Lycan's four objections to substance dualism
Josh Hickok, on Pretentious Apologetics, responds to four objections to substance dualism by William Lycan. Interestingly enough, Lycan himself seems to have moved away from a strong commitments to the objections to substance dualism, now claiming that they are overrated. However, Keith Parsons gave those arguments against dualism in our Philosophia Christi exchange in 2003, and I responded to those objections as follows: "Some Supernatural Reasons Why My Critics are Wrong", Philosophia Christi vol. 5. no. 1 (2003).
Lycan argues that Cartesian minds do not fit with out otherwise physical and scientific picture of the world and that they are not needed to explain any known phenomenon. But this argument seems to assume that my argument to the contrary is incorrect; if my argument is successful then we need something inherently rational to explain the existence of reason in the world. So simply to assert that we do not need souls to explain any known phenomenon is to beg the question against my argument, since my argument maintains that something nonmechanistic must explain our capacity to reason. And it is not the case that we know nothing about such a soul. We know, as a consequence of the argument, both that it is governed by reason and that reason reason can be a basic explanation for what it does.
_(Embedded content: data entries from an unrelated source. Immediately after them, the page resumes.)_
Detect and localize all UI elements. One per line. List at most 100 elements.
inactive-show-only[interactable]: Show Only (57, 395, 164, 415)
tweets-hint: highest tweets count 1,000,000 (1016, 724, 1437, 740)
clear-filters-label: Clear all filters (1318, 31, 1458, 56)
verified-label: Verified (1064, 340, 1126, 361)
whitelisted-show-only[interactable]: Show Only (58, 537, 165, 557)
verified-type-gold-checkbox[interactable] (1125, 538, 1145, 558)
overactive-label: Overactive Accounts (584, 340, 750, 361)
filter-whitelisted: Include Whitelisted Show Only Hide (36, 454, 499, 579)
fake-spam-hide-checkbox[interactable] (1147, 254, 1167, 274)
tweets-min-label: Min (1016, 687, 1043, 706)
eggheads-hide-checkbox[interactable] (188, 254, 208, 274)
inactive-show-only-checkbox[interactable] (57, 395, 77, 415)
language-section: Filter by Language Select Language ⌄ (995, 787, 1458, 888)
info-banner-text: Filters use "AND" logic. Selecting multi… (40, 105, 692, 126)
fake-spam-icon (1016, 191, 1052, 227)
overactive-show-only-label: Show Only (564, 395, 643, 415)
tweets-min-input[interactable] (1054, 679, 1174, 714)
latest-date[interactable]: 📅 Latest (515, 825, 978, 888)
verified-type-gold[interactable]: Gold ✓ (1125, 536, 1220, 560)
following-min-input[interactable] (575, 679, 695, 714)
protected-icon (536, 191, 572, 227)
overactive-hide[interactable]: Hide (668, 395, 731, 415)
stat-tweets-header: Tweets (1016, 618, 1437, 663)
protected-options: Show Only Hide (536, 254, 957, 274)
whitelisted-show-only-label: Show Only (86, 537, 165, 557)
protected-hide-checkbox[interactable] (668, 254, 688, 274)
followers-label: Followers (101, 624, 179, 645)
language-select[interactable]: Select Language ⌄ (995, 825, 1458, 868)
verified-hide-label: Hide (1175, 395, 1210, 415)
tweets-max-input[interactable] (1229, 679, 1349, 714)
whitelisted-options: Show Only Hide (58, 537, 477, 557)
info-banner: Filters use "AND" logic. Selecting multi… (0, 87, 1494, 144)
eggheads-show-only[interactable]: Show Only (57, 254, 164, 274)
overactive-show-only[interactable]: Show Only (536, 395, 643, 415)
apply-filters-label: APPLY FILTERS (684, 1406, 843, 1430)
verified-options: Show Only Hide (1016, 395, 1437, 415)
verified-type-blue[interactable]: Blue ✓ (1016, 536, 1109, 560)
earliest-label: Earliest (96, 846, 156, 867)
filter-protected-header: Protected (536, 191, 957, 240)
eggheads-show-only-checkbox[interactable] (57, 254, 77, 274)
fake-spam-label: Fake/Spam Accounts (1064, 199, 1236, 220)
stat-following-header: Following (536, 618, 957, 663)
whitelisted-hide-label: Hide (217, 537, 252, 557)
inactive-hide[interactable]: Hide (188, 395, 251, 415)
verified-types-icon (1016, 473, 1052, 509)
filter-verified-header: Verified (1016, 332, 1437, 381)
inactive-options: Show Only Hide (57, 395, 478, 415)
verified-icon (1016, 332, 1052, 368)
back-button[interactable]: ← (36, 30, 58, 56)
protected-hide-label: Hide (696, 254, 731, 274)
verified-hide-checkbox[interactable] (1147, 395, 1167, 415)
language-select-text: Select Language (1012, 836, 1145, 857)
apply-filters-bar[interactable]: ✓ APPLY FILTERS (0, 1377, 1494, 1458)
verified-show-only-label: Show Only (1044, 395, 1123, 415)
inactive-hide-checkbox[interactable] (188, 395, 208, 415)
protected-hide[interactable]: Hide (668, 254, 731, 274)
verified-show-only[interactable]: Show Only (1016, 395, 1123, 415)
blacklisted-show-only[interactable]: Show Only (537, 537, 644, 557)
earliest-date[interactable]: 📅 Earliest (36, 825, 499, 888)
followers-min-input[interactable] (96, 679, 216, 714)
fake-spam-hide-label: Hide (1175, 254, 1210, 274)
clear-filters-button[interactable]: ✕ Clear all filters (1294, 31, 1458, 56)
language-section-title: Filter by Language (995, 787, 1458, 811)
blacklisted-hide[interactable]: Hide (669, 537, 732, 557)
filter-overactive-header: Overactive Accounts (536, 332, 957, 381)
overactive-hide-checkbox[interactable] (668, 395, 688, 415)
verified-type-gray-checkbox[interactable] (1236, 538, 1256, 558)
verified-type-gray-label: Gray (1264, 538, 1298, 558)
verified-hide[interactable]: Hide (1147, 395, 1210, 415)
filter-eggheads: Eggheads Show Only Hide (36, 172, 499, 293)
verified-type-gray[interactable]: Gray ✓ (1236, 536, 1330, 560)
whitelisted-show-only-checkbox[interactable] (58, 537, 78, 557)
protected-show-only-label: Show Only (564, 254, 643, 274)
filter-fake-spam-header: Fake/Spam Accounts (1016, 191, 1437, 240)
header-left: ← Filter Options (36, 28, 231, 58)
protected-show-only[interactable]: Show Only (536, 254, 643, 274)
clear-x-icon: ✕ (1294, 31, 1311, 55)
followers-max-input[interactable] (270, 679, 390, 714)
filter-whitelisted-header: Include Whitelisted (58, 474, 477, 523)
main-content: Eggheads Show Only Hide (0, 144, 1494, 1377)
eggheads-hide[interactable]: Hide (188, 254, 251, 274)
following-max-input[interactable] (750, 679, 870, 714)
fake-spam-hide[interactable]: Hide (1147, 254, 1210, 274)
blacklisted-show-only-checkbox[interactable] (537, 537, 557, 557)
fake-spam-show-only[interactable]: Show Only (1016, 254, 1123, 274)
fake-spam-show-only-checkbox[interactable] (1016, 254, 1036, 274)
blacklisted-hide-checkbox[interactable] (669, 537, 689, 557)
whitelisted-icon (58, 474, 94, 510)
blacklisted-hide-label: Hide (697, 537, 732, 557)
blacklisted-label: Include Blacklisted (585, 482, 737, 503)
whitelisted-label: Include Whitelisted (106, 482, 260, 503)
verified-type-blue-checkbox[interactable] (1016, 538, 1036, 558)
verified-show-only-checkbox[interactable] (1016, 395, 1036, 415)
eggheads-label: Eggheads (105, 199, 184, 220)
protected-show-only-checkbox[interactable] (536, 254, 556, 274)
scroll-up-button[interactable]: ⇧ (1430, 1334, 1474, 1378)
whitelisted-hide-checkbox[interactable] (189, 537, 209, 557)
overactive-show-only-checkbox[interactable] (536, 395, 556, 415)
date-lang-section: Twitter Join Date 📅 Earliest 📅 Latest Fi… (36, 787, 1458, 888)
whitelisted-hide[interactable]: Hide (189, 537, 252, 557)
Second, Lycan says that since human beings evolved over aeons by purely physical processes of random mutation and natural selection, it is anomalous to suppose that Mother Nature created Cartesian minds in addition to cells and physical organs. Again, this assumes a strong version of evolutionary imperialism that is certainly open to dispute. If my argument is successful, then the human mind could not have arisen through a purely physical process of mutation and natural selection, for, if it had, we would not have been able to discover that we arose through a purely physical process of mutation and natural selection. On the other hand, if theism is true, then it is hardly beyond the powers of Omnipotence to create souls or to give matter the capacity to generate souls.
Third, Lycan says that if minds are nonspatial, how can they interact with physical objects in space? First, I never said that souls were not in space, so I do not see why I have to take this objection seriously (unlike Descartes, who explicitly denied the spatiality of souls). Second, I have never heard anyone argue that since God is not in space, God could not create the world (a causal interaction if there ever was one). So if this is a good argument against dualism, the atheists have been missing out on a good argument for atheism. But it certainly seems logically possible for something that is not in space to interact with something that is in space; the claim that it is impossible is all too often made as a bald assertion, without argumentative support.
The violation of conservation laws does not strike me as a serious problem either, because the laws of nature tell you what happens when nothing outside the system interferes with it. If we are thinking of the soul as outside the physical order, and conservation laws tell us what will happen within the physical order, then it does not violate those laws if something from the outside that order causes something to occur that would not have happened otherwise. The argument works only if physicalism is true, and thus begs the question.